L'ultimo attacco di Kyrgios

Il nuovo affondo lo ha portato in un podcast registrato prima della finale al Foro: «È il numero 1 al mondo, è come se fosse Jokic nell’Nba - dice Kyrgios con riferimento a Sinner - Davvero pensate che non lo sapesse?». Si stava parlando, ovvio, del Clostebol. «Paghi il fisioterapista centinaia di migliaia di dollari e lui porta, chessò, un bisturi nella sua borsa senza nulla intorno?
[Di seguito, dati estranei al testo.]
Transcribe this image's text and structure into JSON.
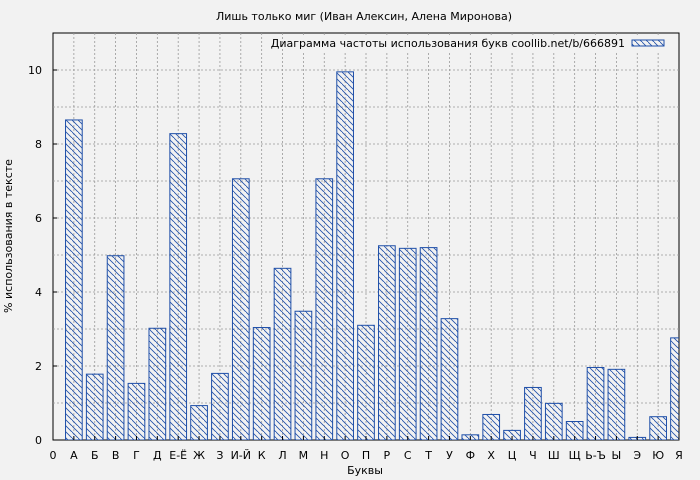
{
  "chart_data": {
    "type": "bar",
    "title": "Лишь только миг (Иван Алексин, Алена Миронова)",
    "xlabel": "Буквы",
    "ylabel": "% использования в тексте",
    "legend": {
      "label": "Диаграмма частоты использования букв coollib.net/b/666891",
      "placement": "top-right"
    },
    "x_tick_labels": [
      "0",
      "А",
      "Б",
      "В",
      "Г",
      "Д",
      "Е-Ё",
      "Ж",
      "З",
      "И-Й",
      "К",
      "Л",
      "М",
      "Н",
      "О",
      "П",
      "Р",
      "С",
      "Т",
      "У",
      "Ф",
      "Х",
      "Ц",
      "Ч",
      "Ш",
      "Щ",
      "Ь-Ъ",
      "Ы",
      "Э",
      "Ю",
      "Я"
    ],
    "categories": [
      "А",
      "Б",
      "В",
      "Г",
      "Д",
      "Е-Ё",
      "Ж",
      "З",
      "И-Й",
      "К",
      "Л",
      "М",
      "Н",
      "О",
      "П",
      "Р",
      "С",
      "Т",
      "У",
      "Ф",
      "Х",
      "Ц",
      "Ч",
      "Ш",
      "Щ",
      "Ь-Ъ",
      "Ы",
      "Э",
      "Ю",
      "Я"
    ],
    "values": [
      8.65,
      1.78,
      4.98,
      1.53,
      3.02,
      8.28,
      0.93,
      1.8,
      7.06,
      3.04,
      4.64,
      3.48,
      7.06,
      9.95,
      3.1,
      5.25,
      5.18,
      5.2,
      3.28,
      0.14,
      0.69,
      0.26,
      1.42,
      0.99,
      0.5,
      1.96,
      1.91,
      0.07,
      0.63,
      2.76
    ],
    "ylim": [
      0,
      11
    ],
    "y_ticks": [
      "0",
      "2",
      "4",
      "6",
      "8",
      "10"
    ],
    "grid": true,
    "colors": {
      "bar_stroke": "#1f4fa8",
      "hatch": "#1f4fa8",
      "background": "#f2f2f2",
      "plot_bg": "#f2f2f2",
      "grid": "#999999"
    }
  }
}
Senza custodia? Starà lì a penzoloni? Si taglierà un dito, spalmerà della crema da massaggio su un taglio? Questi tizi sono dannatamente diligenti. Non bevono nemmeno un sorso di alcol, e si comporterebbero come se non sapessero? Pensate che un numero possa essere così ingenuo? Dai. E poi pensi che sia solo una coincidenza che il Ceo dell’Atp, un italiano (Massimo Calvelli, ndr) si sia dimesso improvvisamente proprio ora…?». Certo qualcuno dovrebbe intervenire: perché se è vero che la libertà di parola fortunatamente esiste e deve essere esercitata sempre, lo è altrettanto il fatto che quando c’è un’evidenza di innocenza deve poi salire in cattedra la ragione, anche degli scettici e dei complottisti come l’australiano.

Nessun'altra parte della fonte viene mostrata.